Waisman Center and Department of Neuroscience, University of Wisconsin-Madison School of Medicine and Public Health, Madison, WI 53705, USA.
Hum Mol Genet. 2012 Feb 1;21(3):681-91. doi: 10.1093/hmg/ddr501. Epub 2011 Nov 2.
Fragile X syndrome (FXS), a common inherited form of intellectual disability with learning deficits, results from a loss of fragile X mental retardation protein (FMRP). Despite extensive research, treatment options for FXS remain limited. Since FMRP is known to play an important role in adult hippocampal neurogenesis and hippocampus-dependent learning and FMRP regulates the adult neural stem cell fate through the translational regulation of glycogen synthase kinase 3β (GSK3β), we investigated the effects of a GSK3β inhibitor, SB216763, on Fmr1 knockout mice (Fmr1 KO). We found that the inhibition of GSK3β could reverse the hippocampus-dependent learning deficits and rescue adult hippocampal neurogenesis at multiple stages in Fmr1 KO mice. Our results point to GSK3β inhibition as a potential treatment for the learning deficits seen in FXS.

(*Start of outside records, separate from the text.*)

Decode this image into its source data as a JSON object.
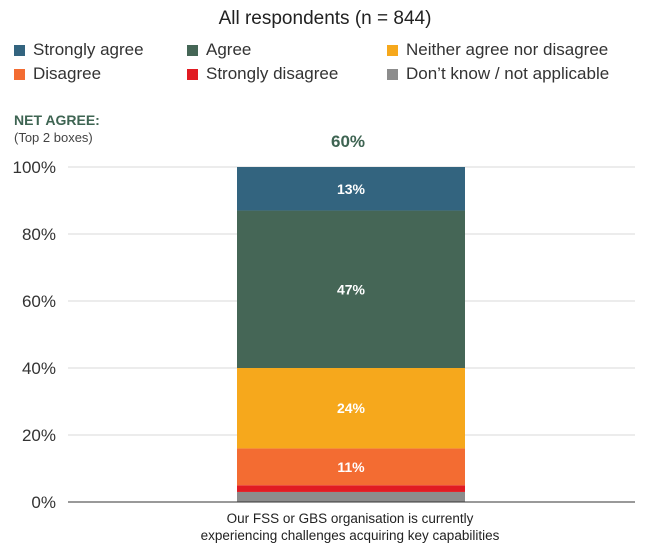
{
  "chart_data": {
    "type": "bar",
    "stacked": true,
    "title": "All respondents (n = 844)",
    "categories": [
      "Our FSS or GBS organisation is currently experiencing challenges acquiring key capabilities"
    ],
    "category_lines": [
      "Our FSS or GBS organisation is currently",
      "experiencing challenges acquiring key capabilities"
    ],
    "series": [
      {
        "name": "Don’t know / not applicable",
        "values": [
          3
        ],
        "color": "#8c8c8c",
        "label": ""
      },
      {
        "name": "Strongly disagree",
        "values": [
          2
        ],
        "color": "#e11b22",
        "label": ""
      },
      {
        "name": "Disagree",
        "values": [
          11
        ],
        "color": "#f36c32",
        "label": "11%"
      },
      {
        "name": "Neither agree nor disagree",
        "values": [
          24
        ],
        "color": "#f6a81c",
        "label": "24%"
      },
      {
        "name": "Agree",
        "values": [
          47
        ],
        "color": "#456656",
        "label": "47%"
      },
      {
        "name": "Strongly agree",
        "values": [
          13
        ],
        "color": "#33647f",
        "label": "13%"
      }
    ],
    "ylim": [
      0,
      100
    ],
    "yticks": [
      "0%",
      "20%",
      "40%",
      "60%",
      "80%",
      "100%"
    ],
    "grid": true,
    "legend_position": "top",
    "net_agree": {
      "label": "NET AGREE:",
      "sublabel": "(Top 2 boxes)",
      "value": "60%"
    }
  }
}
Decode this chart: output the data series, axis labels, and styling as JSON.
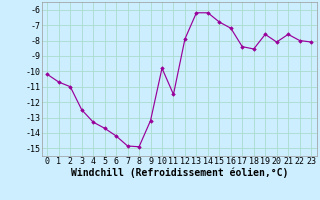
{
  "x": [
    0,
    1,
    2,
    3,
    4,
    5,
    6,
    7,
    8,
    9,
    10,
    11,
    12,
    13,
    14,
    15,
    16,
    17,
    18,
    19,
    20,
    21,
    22,
    23
  ],
  "y": [
    -10.2,
    -10.7,
    -11.0,
    -12.5,
    -13.3,
    -13.7,
    -14.2,
    -14.85,
    -14.9,
    -13.2,
    -9.8,
    -11.5,
    -7.9,
    -6.2,
    -6.2,
    -6.8,
    -7.2,
    -8.4,
    -8.55,
    -7.6,
    -8.1,
    -7.6,
    -8.0,
    -8.1
  ],
  "line_color": "#990099",
  "marker_color": "#990099",
  "bg_color": "#cceeff",
  "grid_color": "#aaddcc",
  "xlabel": "Windchill (Refroidissement éolien,°C)",
  "ylim": [
    -15.5,
    -5.5
  ],
  "xlim": [
    -0.5,
    23.5
  ],
  "yticks": [
    -15,
    -14,
    -13,
    -12,
    -11,
    -10,
    -9,
    -8,
    -7,
    -6
  ],
  "xtick_labels": [
    "0",
    "1",
    "2",
    "3",
    "4",
    "5",
    "6",
    "7",
    "8",
    "9",
    "10",
    "11",
    "12",
    "13",
    "14",
    "15",
    "16",
    "17",
    "18",
    "19",
    "20",
    "21",
    "22",
    "23"
  ],
  "label_fontsize": 7,
  "tick_fontsize": 6
}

脆性 X 综合征(FXS)是一种常见的遗传性智力障碍,伴有学习缺陷,是由于脆性 X 智力低下蛋白(FMRP)的缺失引起的。尽管进行了广泛的研究,但 FXS 的治疗选择仍然有限。由于已知 FMRP 在成年海马神经发生和海马依赖的学习中发挥重要作用,并且 FMRP 通过翻译调节糖原合酶激酶 3β(GSK3β)来调节成年神经干细胞命运,我们研究了 GSK3β 抑制剂 SB216763 对 Fmr1 敲除小鼠(Fmr1 KO)的影响。我们发现,抑制 GSK3β 可以逆转 Fmr1 KO 小鼠的海马依赖学习缺陷,并在多个阶段挽救成年海马神经发生。我们的结果表明,抑制 GSK3β 可能是治疗 FXS 中所见学习缺陷的一种潜在方法。